Because LDL molecules are trapped and eventually oxidized, their accumulation results in a multi-stage process that eventually causes valve cell damage in patients, researchers noted. The role of LDL molecules gives more understanding to the fact that 25% of adults aged 65 years or older have CAVD with partially blocked aortic valves, but only about 1% develop stenosis due to a valve being unable to open and close properly.
The discovery also indicates more distinction between CAVD and atherosclerosis in patients, as native valve cells are unable to oxidize LDL, while smooth muscle cells found in blood vessels can.
Prior to the research, it was commonly believed that CAVD was a valvular equivalent of atherosclerosis, Kristyn Masters, PhD, a professor of biomedical engineering at University of Wisconsin-Madison, said in a statement.
“Today, we know that valve cells are quite unique and distinct from the smooth muscle cells in our blood vessels, which explains why some treatments for atherosclerosis, such as statins, don’t work for CAVD, and why the search for drugs has to start from scratch,” Masters said.

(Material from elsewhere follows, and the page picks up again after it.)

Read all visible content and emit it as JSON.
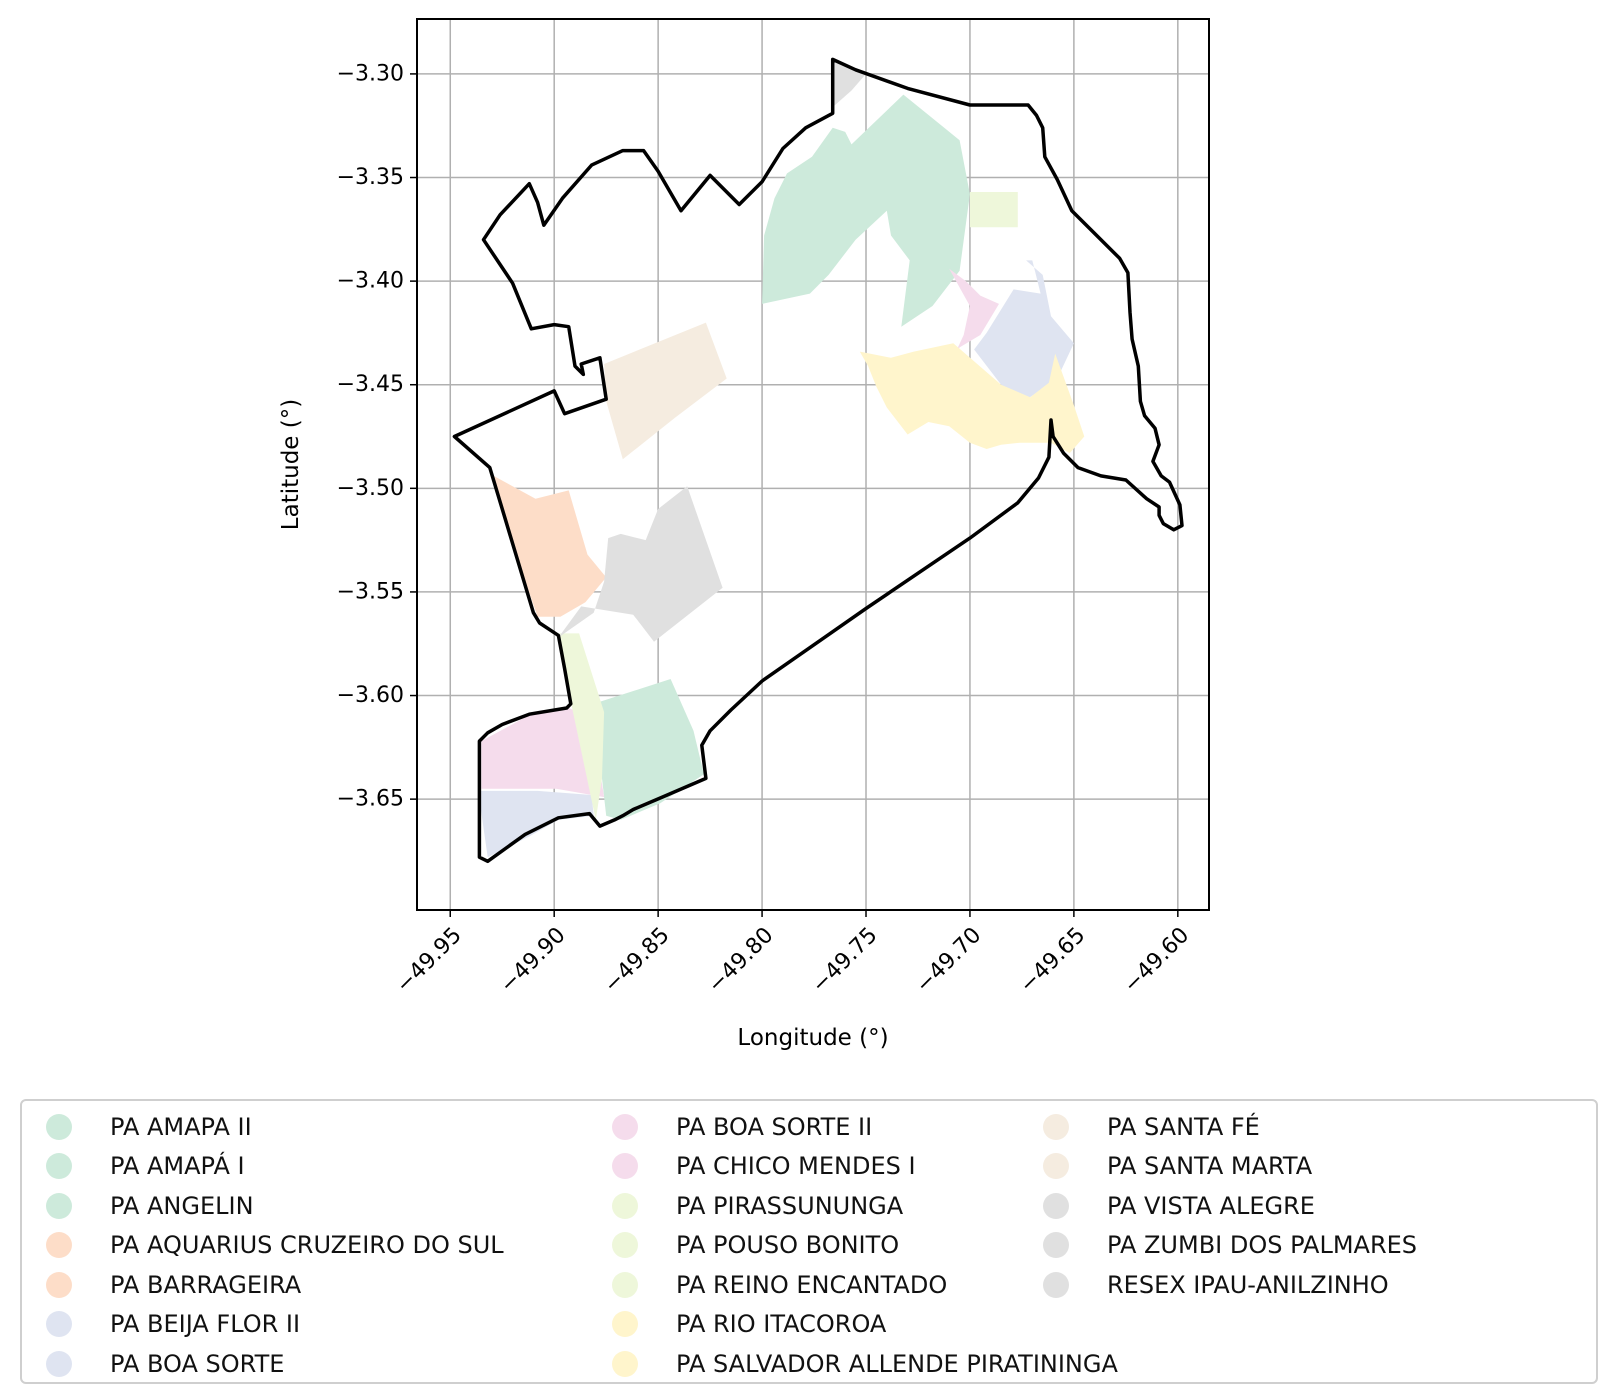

The distinctions found in the study can serve as events to be targeted with new therapies for CAVD, Masters said. The goal is now to develop efficacious treatment that allows patients to valve replacement surgery. Part of that process is eased by this improved understanding of multiple steps, seen in a human-comparable, live model.
“The ability to examine multiple steps in this novel in vitro model for early CAVD opens up several promising avenues for developing drugs that are distinct from those for atherosclerosis,” Masters said.